Let $X$ be a locally compact Hausdorff topological space (may be assumed to be metrizable). Let $V$, $W$ be  Fréchet spaces.
Then any separately continuous map $X\times V\to W$ which is linear with respect to the second variable, is (jointly) continuous.
 A: This is easy and comes from the fact that $V$, being a Fréchet space, is barrelled, that is, the locally convex topology of $V$ coincides with its strong topology $\beta(V,V')$ (where $V'$ = topological dual ov $V$), which is the one induced by the barrels = closed, absolutely convex and absorbing subsets of $V$. In other words, in a barrelled Hausdorff locally convex vector space (henceforth lcs for short) every barrel is a neighborhood of zero. Equivalently, by e.g. Proposition 11.1.1, pp. 219 of the book by H. Jarchow, Locally Convex Spaces (B. G. Teubner, 1981), a Hausdorff lcs $V$ is barrelled if and only if for every Hausdorff lcs $W$ any pointwise bounded subset of $\mathscr{L}(V,W)$ ( = space of continuous linear maps from $V$ into $W$) is equicontinuous. This is the key result we will use.

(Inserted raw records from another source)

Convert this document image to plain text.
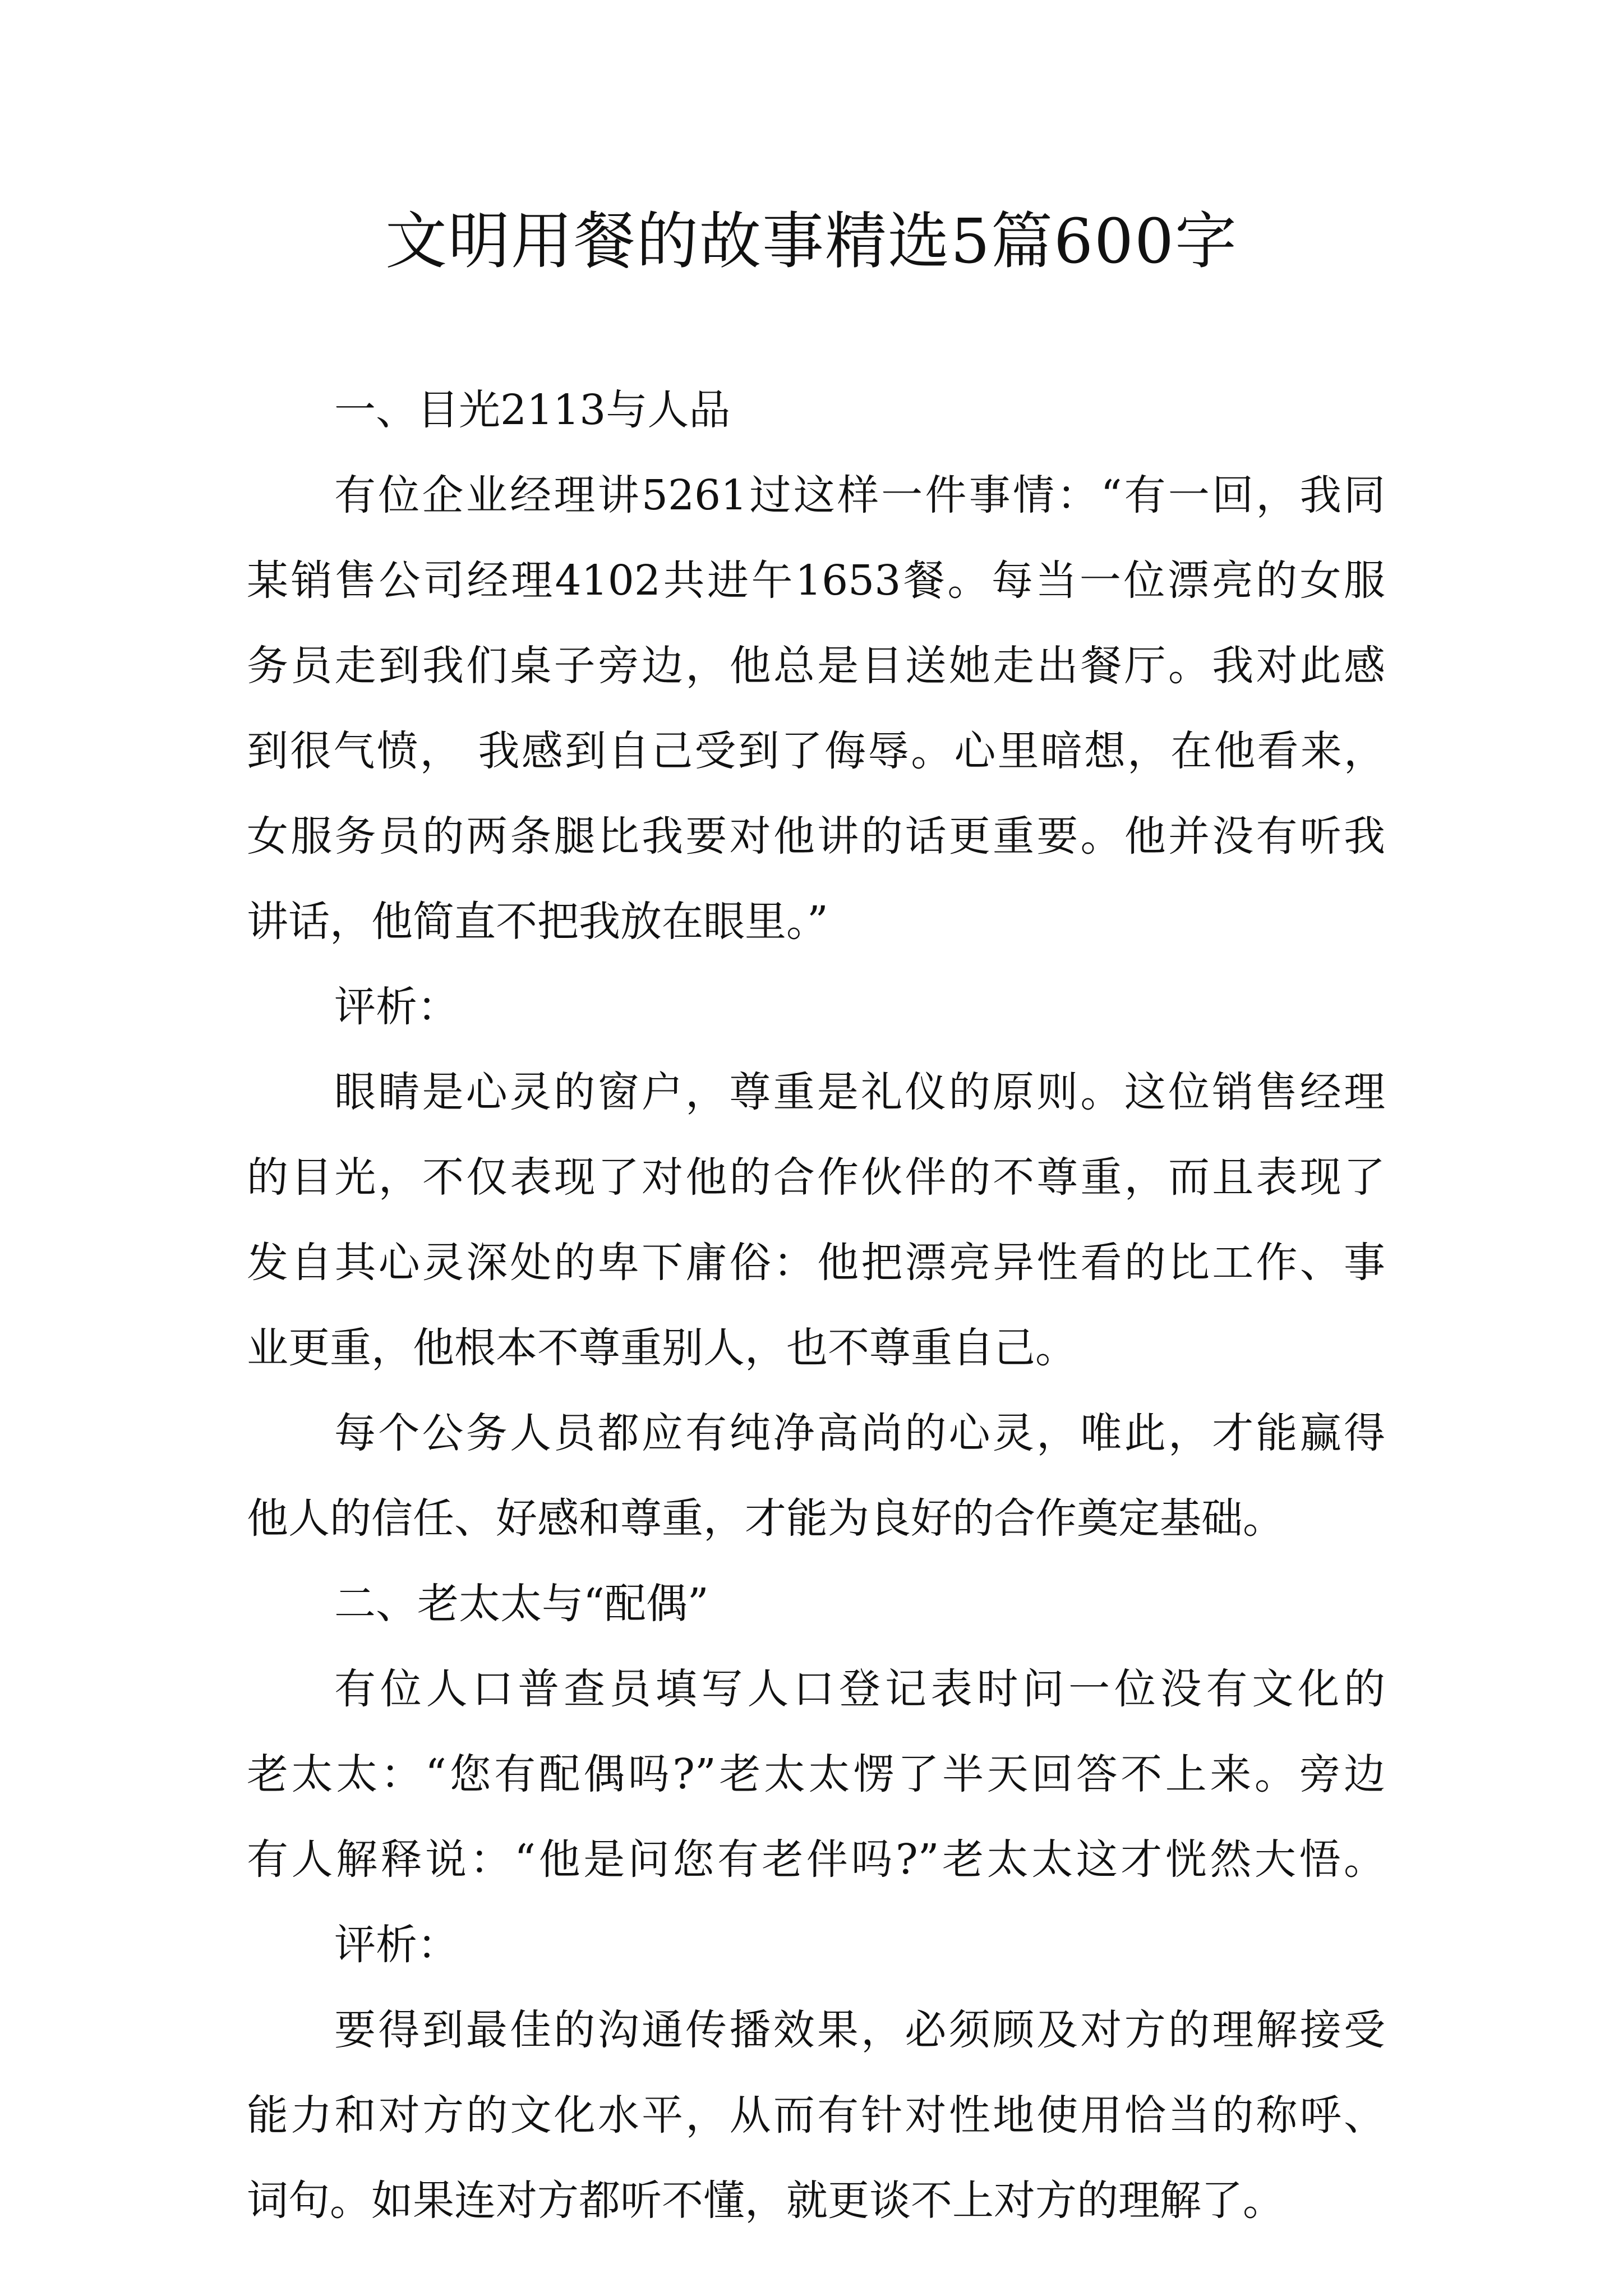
文明用餐的故事精选5篇600字
一、目光2113与人品
有位企业经理讲5261过这样一件事情：“有一回，我同
某销售公司经理4102共进午1653餐。每当一位漂亮的女服
务员走到我们桌子旁边，他总是目送她走出餐厅。我对此感
到很气愤， 我感到自己受到了侮辱。心里暗想，在他看来，
女服务员的两条腿比我要对他讲的话更重要。他并没有听我
讲话，他简直不把我放在眼里。”
评析：
眼睛是心灵的窗户，尊重是礼仪的原则。这位销售经理
的目光，不仅表现了对他的合作伙伴的不尊重，而且表现了
发自其心灵深处的卑下庸俗：他把漂亮异性看的比工作、事
业更重，他根本不尊重别人，也不尊重自己。
每个公务人员都应有纯净高尚的心灵，唯此，才能赢得
他人的信任、好感和尊重，才能为良好的合作奠定基础。
二、老太太与“配偶”
有位人口普查员填写人口登记表时问一位没有文化的
老太太：“您有配偶吗?”老太太愣了半天回答不上来。旁边
有人解释说：“他是问您有老伴吗?”老太太这才恍然大悟。
评析：
要得到最佳的沟通传播效果，必须顾及对方的理解接受
能力和对方的文化水平，从而有针对性地使用恰当的称呼、
词句。如果连对方都听不懂，就更谈不上对方的理解了。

Let now $T:X\times V\rightarrow W$ satisfy your hypotheses. For any compact subset $K\subset X$, we have that $T(K,v)\subset W$ is compact, hence bounded, for all $v\in V$. In other words, $T(K,\cdot)\subset\mathscr{L}(V,W)$ is pointwise bounded, hence equicontinuous. Finally, let $(p,v)\in X\times V$ and $U\subset W$ open with $T(p,v)\in U$. Since $T(\cdot,v)$ is continuous, there is a compact neighborhood $K\subset X$ of $p$ (since $X$ is locally compact) such that $T(K,v)\subset U$. Since $T(K,\cdot)$ is equicontinuous, there is $U'\subset V$ open with $v\in U'$ such that $T(K,U')\subset U$. We are done. Notice that it is not necessary to assume that $X$ is metrizable, and $W$ can be any Hausdorff lcs.
We remark that a similar argument, with the help of the Banach-Steinhaus theorem, can be used to prove joint continuity of separately continuous bilinear maps from metrizable lcs $E,F$ into a Hausdorff lcs $G$ if $E$ or $F$ is barrelled.